What do you think about being fat and fit?
Top Comments
Fat or thin, healthy and fit or not, it's nobody else's damn business except the individual. If you choose to work out and be fit, go you! If someone else doesn't, so be it. We can do whatever we want with our OWN bodies. You can smoke if you want, take drugs, go vegan, eat junk, work out, or not! Whoever lives in that body, makes the decisions.
And if you wanna start in on the "but but the price of health" everyone pays taxes, everyone gets sick and injured, healthy people included. Fit people aren't just lying in hospital beds dying of nothing.
We need to, as a society, MOVE ON from this debate. There's bigger problems in the world than fat vs fit.

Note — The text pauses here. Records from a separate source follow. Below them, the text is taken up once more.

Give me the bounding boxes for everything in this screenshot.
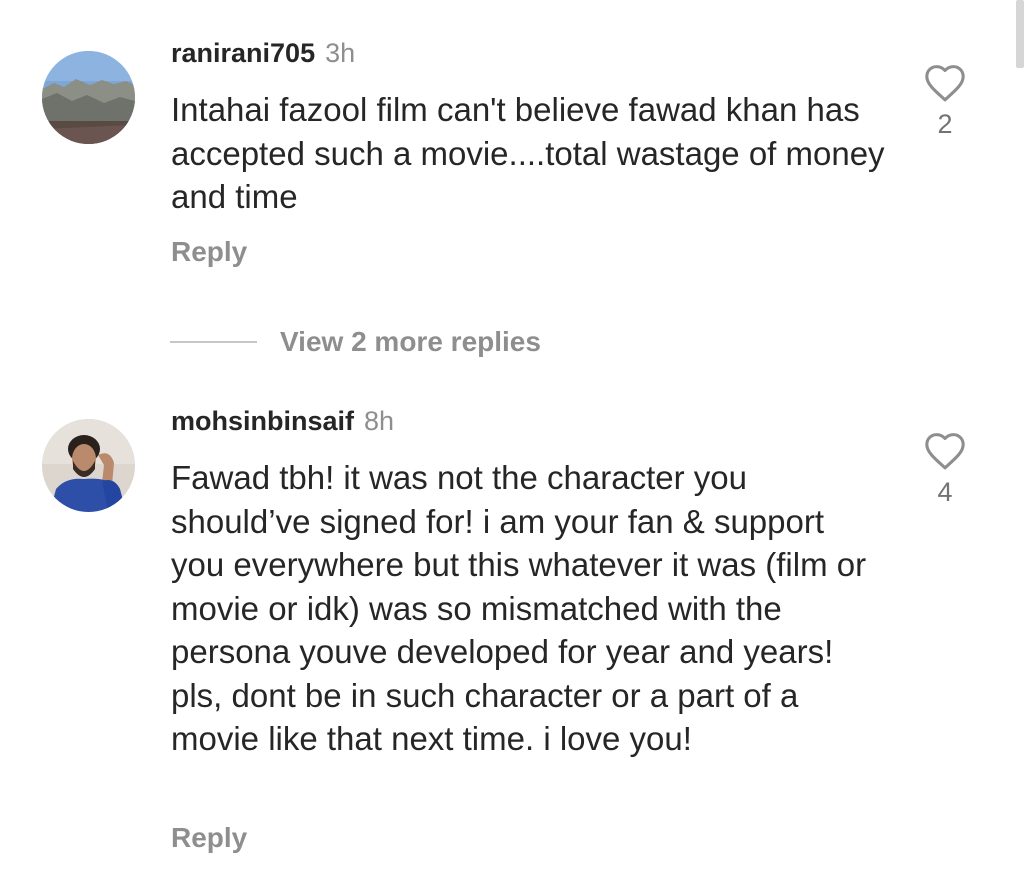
replies-divider xyxy=(170,341,257,343)
comment-text: Intahai fazool film can't believe fawad … xyxy=(171,91,885,215)
reply-button[interactable]: Reply xyxy=(171,822,247,854)
comment-header: ranirani705 3h xyxy=(171,37,355,69)
view-more-replies-button[interactable]: View 2 more replies xyxy=(170,322,541,362)
username[interactable]: mohsinbinsaif xyxy=(171,406,354,436)
avatar[interactable] xyxy=(42,419,135,512)
scrollbar-thumb[interactable] xyxy=(1016,0,1024,68)
like-count: 2 xyxy=(937,109,953,139)
heart-icon[interactable] xyxy=(923,431,967,471)
avatar[interactable] xyxy=(42,51,135,144)
person-avatar-icon xyxy=(42,419,135,512)
username[interactable]: ranirani705 xyxy=(171,38,315,68)
comment-header: mohsinbinsaif 8h xyxy=(171,405,394,437)
like-button[interactable]: 2 xyxy=(920,63,970,140)
view-more-replies-label[interactable]: View 2 more replies xyxy=(280,326,541,358)
timestamp: 8h xyxy=(364,406,395,436)
comment-text: Fawad tbh! it was not the character you … xyxy=(171,459,867,757)
landscape-avatar-icon xyxy=(42,51,135,144)
reply-button[interactable]: Reply xyxy=(171,236,247,268)
heart-icon[interactable] xyxy=(923,63,967,103)
like-count: 4 xyxy=(937,477,953,507)
like-button[interactable]: 4 xyxy=(920,431,970,508)
timestamp: 3h xyxy=(325,38,356,68)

I would like to know what the measure of fitness is. A few years ago I lost a fair amount of weight through changing my diet and exercising. At my lowest weight, I was still overweight but was able to spend at least 45 minutes to an hour on a cross trainer 5-6 days a week on a level 10 with no problems. Put me on a treadmill though and I could not run for more than 2 minutes. I could walk 10 km but couldn't climb 2 flights of stairs without getting breathless. Being able to do one thing repetitively should not be a measure of fitness because your body adjusts.
Having said that though, maybe fat people can't be fit (some maybe but I would say it's a minority) BUT the fact that their fitness is even being questioned means that they are trying to be fit/do something for their health and that's a good thing.